だけど、その違和感は決して居心地の悪い物ではなかったんだ。
「しかしながら、茉穂君が士族の誇りを重んじる人で良かったよ。茉穂君のような人がもっと大勢いたなら、士族の未来も明るいのだけどね。」
「そんな…おだてないでよ、養宜君。幾ら何でも、剣術指南所の跡取り息子である養宜君には敵わないって…あっ!?」
口元を袖で隠しながら笑った次の瞬間、私はあの心地良い違和感の正体に思い至ったの。
そう言えば私、ほんの少し前までは苗字で呼び合っていたよね。
だけど、今は…
「君の方も名前で呼んでくれたんだね、茉穂君。もう他人行儀な真似は、止そうじゃないか。」
「う、うん…そうだね、養宜君…」
そして私が心地良さを感じていたのは、同じ士族である男子学生に好感を抱いており、今よりも距離を縮めたいと無意識下で望んでいたからなんだ。

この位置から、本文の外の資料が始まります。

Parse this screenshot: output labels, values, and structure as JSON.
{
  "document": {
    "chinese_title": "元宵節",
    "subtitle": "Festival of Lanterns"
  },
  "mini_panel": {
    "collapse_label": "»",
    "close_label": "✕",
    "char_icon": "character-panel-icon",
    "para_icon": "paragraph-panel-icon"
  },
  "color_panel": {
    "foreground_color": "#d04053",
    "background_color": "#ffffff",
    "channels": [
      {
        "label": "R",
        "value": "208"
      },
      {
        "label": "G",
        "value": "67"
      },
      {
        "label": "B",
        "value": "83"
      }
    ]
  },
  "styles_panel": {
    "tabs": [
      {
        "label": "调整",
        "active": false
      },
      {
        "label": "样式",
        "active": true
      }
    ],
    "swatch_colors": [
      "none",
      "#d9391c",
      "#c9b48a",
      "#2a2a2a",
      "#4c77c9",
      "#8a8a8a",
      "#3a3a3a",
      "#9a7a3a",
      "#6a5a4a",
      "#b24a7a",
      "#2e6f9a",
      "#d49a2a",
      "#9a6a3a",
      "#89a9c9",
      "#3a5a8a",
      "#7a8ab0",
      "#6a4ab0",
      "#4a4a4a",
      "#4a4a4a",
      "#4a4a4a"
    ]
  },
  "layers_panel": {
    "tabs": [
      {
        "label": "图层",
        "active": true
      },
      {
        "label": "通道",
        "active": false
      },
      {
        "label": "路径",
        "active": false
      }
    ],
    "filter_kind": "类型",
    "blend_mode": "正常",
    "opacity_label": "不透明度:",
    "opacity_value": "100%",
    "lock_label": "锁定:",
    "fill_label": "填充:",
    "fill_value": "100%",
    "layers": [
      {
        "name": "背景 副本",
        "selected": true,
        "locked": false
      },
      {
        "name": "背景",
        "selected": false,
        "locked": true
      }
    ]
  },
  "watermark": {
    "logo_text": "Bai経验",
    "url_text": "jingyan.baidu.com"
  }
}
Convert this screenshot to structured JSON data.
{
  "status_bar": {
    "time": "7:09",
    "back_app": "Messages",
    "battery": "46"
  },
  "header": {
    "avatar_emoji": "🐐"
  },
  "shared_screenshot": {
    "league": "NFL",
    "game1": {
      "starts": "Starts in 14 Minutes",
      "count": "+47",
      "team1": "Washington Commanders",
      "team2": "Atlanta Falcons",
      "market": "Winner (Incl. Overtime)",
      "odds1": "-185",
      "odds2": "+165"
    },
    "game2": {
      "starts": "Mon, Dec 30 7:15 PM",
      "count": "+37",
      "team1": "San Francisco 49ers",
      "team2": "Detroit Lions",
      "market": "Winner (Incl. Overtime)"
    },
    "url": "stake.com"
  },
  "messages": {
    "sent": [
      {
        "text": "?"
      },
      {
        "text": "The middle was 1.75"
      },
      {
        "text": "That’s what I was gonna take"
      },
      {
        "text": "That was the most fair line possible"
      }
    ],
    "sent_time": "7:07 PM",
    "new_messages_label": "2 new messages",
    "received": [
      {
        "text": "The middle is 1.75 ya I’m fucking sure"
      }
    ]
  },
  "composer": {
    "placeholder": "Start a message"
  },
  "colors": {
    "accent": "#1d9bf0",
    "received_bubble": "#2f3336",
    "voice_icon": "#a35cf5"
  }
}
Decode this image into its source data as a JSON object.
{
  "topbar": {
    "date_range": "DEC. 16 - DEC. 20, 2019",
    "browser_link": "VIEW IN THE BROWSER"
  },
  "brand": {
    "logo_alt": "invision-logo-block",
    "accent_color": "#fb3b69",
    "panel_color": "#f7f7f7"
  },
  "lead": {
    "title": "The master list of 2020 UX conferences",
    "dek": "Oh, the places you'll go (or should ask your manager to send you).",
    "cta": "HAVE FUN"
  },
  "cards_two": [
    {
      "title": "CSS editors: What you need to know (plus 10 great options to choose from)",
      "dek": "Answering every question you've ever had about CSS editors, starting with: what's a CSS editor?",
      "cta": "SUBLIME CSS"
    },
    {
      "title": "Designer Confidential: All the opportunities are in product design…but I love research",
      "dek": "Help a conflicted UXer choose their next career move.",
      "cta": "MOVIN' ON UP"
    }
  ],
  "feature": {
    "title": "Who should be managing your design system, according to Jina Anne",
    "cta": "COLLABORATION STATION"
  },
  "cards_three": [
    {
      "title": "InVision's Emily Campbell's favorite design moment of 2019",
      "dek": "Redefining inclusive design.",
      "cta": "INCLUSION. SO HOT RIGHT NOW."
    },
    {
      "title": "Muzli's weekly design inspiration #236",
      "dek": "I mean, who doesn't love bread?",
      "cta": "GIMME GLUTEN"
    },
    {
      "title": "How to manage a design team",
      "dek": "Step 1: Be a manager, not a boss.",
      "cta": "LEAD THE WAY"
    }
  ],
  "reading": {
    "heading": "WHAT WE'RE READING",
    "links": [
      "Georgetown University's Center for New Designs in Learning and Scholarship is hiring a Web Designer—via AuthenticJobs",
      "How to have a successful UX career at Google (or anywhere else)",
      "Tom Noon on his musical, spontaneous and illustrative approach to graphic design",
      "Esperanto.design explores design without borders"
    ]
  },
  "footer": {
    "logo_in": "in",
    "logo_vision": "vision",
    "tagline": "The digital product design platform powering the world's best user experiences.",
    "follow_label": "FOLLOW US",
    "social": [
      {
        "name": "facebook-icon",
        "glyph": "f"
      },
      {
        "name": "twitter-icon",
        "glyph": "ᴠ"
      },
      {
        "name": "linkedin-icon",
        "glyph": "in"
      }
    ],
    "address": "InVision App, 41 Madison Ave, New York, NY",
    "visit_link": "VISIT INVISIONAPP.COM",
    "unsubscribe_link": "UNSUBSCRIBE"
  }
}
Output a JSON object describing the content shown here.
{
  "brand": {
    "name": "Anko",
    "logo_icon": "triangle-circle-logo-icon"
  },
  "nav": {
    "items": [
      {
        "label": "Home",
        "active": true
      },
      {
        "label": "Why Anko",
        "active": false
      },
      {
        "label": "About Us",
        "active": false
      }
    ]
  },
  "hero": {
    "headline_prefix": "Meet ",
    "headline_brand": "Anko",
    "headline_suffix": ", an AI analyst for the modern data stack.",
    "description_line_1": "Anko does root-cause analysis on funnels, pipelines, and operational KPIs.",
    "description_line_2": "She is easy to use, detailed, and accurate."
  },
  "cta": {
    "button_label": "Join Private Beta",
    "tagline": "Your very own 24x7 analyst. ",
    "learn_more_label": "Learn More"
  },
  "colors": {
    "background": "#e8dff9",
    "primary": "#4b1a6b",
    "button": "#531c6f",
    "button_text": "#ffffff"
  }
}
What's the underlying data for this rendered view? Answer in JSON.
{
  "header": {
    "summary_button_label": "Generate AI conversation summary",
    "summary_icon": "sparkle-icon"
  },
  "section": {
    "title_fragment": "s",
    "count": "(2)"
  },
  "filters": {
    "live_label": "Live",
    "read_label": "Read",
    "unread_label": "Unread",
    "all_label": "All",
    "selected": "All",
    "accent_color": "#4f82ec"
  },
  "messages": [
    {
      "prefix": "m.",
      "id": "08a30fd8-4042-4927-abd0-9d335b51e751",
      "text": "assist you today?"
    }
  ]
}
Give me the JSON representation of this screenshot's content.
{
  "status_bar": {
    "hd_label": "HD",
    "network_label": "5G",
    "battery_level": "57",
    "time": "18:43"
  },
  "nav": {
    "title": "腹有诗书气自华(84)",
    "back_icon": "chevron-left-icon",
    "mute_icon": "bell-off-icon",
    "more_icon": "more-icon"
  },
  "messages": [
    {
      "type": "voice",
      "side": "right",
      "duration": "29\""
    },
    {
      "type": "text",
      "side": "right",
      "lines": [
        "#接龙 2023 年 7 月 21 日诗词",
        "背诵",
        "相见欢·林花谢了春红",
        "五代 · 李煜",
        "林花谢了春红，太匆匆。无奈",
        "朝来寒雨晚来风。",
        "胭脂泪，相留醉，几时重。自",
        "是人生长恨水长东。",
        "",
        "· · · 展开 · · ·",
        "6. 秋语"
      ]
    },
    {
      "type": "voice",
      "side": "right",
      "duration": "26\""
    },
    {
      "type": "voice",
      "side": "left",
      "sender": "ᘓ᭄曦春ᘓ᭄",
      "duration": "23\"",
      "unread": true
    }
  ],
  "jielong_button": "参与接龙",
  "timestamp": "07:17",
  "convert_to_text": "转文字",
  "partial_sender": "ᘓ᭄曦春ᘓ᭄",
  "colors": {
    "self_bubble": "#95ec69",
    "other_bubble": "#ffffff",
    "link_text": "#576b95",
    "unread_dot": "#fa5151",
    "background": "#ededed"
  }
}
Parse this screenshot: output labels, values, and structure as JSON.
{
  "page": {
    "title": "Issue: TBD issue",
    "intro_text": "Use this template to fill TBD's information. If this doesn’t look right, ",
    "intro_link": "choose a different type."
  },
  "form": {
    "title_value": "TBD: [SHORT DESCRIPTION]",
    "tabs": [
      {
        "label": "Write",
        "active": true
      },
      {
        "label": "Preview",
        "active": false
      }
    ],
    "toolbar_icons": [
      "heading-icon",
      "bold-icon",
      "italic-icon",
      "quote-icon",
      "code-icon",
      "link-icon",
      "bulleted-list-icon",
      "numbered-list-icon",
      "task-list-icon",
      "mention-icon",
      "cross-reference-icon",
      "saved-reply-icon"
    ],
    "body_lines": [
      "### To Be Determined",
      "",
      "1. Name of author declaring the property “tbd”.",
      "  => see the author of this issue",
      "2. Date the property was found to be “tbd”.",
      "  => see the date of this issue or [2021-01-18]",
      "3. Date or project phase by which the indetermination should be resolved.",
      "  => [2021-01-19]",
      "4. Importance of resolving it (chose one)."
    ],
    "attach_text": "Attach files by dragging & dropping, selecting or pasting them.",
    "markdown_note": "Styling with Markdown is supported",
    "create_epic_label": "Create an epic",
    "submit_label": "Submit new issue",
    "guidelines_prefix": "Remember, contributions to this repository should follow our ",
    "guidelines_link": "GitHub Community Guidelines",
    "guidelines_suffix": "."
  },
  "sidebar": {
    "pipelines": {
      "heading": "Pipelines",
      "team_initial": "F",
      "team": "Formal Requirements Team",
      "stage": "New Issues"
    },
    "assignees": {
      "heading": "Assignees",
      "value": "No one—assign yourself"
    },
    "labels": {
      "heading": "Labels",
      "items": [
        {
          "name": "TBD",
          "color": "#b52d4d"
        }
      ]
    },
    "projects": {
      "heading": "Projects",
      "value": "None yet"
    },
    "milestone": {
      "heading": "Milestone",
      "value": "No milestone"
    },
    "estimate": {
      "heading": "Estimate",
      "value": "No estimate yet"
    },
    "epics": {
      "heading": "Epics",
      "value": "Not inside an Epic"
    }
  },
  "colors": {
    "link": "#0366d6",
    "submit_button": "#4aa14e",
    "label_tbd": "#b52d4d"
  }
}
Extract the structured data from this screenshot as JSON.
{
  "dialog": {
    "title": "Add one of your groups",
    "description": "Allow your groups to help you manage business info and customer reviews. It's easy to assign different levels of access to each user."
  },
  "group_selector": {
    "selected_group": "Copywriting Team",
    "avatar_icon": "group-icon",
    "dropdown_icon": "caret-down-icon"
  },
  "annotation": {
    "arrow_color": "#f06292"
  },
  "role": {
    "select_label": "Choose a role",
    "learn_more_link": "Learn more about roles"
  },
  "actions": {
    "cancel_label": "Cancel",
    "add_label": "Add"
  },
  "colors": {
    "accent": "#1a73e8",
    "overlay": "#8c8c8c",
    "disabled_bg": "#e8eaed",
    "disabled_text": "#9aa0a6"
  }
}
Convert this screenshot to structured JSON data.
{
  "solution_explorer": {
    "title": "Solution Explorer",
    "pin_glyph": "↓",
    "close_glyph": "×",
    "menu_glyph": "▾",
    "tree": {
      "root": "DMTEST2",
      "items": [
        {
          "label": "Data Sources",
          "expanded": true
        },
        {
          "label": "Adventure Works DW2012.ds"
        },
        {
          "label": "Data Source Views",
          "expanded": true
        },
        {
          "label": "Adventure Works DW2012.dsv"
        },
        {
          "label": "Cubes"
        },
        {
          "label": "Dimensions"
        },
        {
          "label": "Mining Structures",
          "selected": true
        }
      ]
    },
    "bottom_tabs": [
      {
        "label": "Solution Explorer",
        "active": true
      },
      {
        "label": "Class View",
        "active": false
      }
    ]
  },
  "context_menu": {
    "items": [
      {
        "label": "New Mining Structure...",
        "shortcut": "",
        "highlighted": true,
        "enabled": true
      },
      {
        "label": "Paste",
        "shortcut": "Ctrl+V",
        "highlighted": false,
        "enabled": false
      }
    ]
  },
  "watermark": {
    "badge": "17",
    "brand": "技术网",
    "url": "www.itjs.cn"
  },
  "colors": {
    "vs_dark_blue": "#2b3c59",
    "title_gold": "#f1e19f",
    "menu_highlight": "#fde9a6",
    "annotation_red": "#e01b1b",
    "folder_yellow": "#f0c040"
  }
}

それに気付いてしまった瞬間、養宜君に対する敬意と親愛の念が一層に深まった気がしたの。
「ねえ、養宜君?私、薙刀も本格的に習ってみたいんだけど…」
「それは良い心掛けだよ、茉穂君。君は筋が良いから、鍛錬次第では免許皆伝も夢ではないはずだよ。」
流鏑馬会場への道すがらで雑談に興ずる私は、ファーストネームで呼び合う事の心地良さを改めて実感したの。
周囲の人から愚直と捉えられても続けた二本差しが、私と養宜君の二人を引き合わせてくれた。
そう考えると、士族の家系に生まれた事が改めて喜ばしく感じられたんだ。
私や養宜君の次の世代が、士族である事に誇りと喜びを感じられるよう、しっかりと生きていきたい所だよ。